As the hon. Member for Honiton has reminded us, on 24th July 1862—before any of us was present—when the numbers were equal on a question for disagreeing to a Lords amendment, Mr. Speaker Denison said that he would support the Bill as passed by the House of Commons. In the light of such a clear ruling by one of my predecessors, no occupant of the Chair, to my mind, could possibly depart from it.

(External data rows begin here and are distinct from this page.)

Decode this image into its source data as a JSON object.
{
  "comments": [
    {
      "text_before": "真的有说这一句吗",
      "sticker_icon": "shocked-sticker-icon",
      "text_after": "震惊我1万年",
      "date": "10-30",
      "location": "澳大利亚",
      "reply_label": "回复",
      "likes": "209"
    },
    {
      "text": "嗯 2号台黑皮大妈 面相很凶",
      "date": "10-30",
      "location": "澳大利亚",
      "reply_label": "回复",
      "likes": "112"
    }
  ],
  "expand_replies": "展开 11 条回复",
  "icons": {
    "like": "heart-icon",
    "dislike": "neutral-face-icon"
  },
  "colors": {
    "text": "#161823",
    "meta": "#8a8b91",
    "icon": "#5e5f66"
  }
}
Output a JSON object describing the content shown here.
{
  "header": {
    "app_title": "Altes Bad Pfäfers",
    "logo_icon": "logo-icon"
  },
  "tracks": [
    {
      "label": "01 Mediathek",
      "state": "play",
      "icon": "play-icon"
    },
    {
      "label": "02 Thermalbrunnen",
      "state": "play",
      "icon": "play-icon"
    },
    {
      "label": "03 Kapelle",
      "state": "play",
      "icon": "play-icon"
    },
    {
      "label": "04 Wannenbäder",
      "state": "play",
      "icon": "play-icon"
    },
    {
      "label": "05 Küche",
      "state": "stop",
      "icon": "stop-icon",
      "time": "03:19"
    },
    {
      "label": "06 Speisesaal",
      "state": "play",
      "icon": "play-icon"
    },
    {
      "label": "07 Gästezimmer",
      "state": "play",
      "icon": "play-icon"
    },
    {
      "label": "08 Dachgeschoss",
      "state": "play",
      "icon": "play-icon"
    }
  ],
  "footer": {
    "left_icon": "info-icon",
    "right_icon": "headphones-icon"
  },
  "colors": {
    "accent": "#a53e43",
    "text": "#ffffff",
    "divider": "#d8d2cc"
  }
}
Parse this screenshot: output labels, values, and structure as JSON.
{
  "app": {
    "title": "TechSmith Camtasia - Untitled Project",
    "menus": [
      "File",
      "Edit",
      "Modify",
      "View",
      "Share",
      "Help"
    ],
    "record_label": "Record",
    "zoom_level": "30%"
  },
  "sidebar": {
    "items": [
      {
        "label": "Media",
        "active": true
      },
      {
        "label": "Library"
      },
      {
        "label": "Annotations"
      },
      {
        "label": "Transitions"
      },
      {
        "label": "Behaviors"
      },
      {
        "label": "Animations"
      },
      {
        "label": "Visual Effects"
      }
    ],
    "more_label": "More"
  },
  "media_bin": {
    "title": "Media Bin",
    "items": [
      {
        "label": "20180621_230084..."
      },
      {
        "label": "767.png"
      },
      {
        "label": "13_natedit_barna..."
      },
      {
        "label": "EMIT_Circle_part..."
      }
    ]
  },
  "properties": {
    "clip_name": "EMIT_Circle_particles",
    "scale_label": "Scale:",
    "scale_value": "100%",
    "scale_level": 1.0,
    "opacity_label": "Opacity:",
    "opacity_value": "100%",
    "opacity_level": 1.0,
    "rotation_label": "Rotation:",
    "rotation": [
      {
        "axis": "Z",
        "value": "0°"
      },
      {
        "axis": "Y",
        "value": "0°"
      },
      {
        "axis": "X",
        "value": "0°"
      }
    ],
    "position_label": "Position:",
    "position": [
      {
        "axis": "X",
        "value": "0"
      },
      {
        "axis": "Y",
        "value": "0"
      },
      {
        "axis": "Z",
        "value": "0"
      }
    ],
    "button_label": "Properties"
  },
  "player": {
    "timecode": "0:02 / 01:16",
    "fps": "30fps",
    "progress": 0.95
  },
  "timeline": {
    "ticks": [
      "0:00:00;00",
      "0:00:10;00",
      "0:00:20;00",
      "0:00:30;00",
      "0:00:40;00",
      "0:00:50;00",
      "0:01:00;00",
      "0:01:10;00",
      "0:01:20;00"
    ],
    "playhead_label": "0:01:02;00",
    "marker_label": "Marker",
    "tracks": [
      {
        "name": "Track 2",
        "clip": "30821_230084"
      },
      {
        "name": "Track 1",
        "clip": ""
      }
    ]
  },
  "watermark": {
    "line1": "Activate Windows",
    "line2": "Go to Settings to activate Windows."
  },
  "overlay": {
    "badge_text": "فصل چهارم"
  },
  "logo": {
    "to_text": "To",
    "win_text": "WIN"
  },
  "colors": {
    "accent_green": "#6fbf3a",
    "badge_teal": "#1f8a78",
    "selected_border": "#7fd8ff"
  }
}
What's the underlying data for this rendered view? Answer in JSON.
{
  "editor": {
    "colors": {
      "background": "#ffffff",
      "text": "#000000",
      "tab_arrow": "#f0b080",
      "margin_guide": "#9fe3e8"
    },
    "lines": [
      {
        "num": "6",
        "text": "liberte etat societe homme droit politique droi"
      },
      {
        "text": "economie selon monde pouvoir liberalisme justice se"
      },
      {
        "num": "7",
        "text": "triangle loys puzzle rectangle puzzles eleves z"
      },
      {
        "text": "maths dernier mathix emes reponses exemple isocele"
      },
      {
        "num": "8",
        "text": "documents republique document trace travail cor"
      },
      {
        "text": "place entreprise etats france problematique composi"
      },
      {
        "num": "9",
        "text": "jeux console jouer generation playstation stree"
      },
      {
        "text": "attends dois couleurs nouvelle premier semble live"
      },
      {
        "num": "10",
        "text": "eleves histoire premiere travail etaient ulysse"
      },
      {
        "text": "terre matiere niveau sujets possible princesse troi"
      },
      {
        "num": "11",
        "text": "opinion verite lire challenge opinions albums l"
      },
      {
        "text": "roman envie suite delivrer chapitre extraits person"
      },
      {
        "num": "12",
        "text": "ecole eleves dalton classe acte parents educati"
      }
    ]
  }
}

In view of what I have said, the House will understand that I can allow no further points of order on this matter.

Mr. Skinner

On a point of order—

Mr. Speaker

Order. I am on my feet. I am not taking any points of order on the question of the vote of the Chair.

Mr. Skinner

Not on this specific point.

Mr. Speaker

Order. Let the House understand that I am not taking any further points of order on the question of the voting of the Chair.

Mr. Skinner

On the generality of questioning your ruling, Mr. Speaker, even though it is accepted, as you have demonstrated, that your ruling is absolute, I wish to inquire whether it is in order for all hon. Members to question the ruling, as has been demonstrated by the hon. Member for Honiton (Mr. Emery) today.

Mr. Speaker

The hon. Gentleman raises a wider point, and I accept that he is not challenging in any way what I have said on the voting last night. Of course, hon. Members may from time to time ask questions. What is not in order is to criticise any ruling of the Chair, except by way of putting a motion on the Order Paper.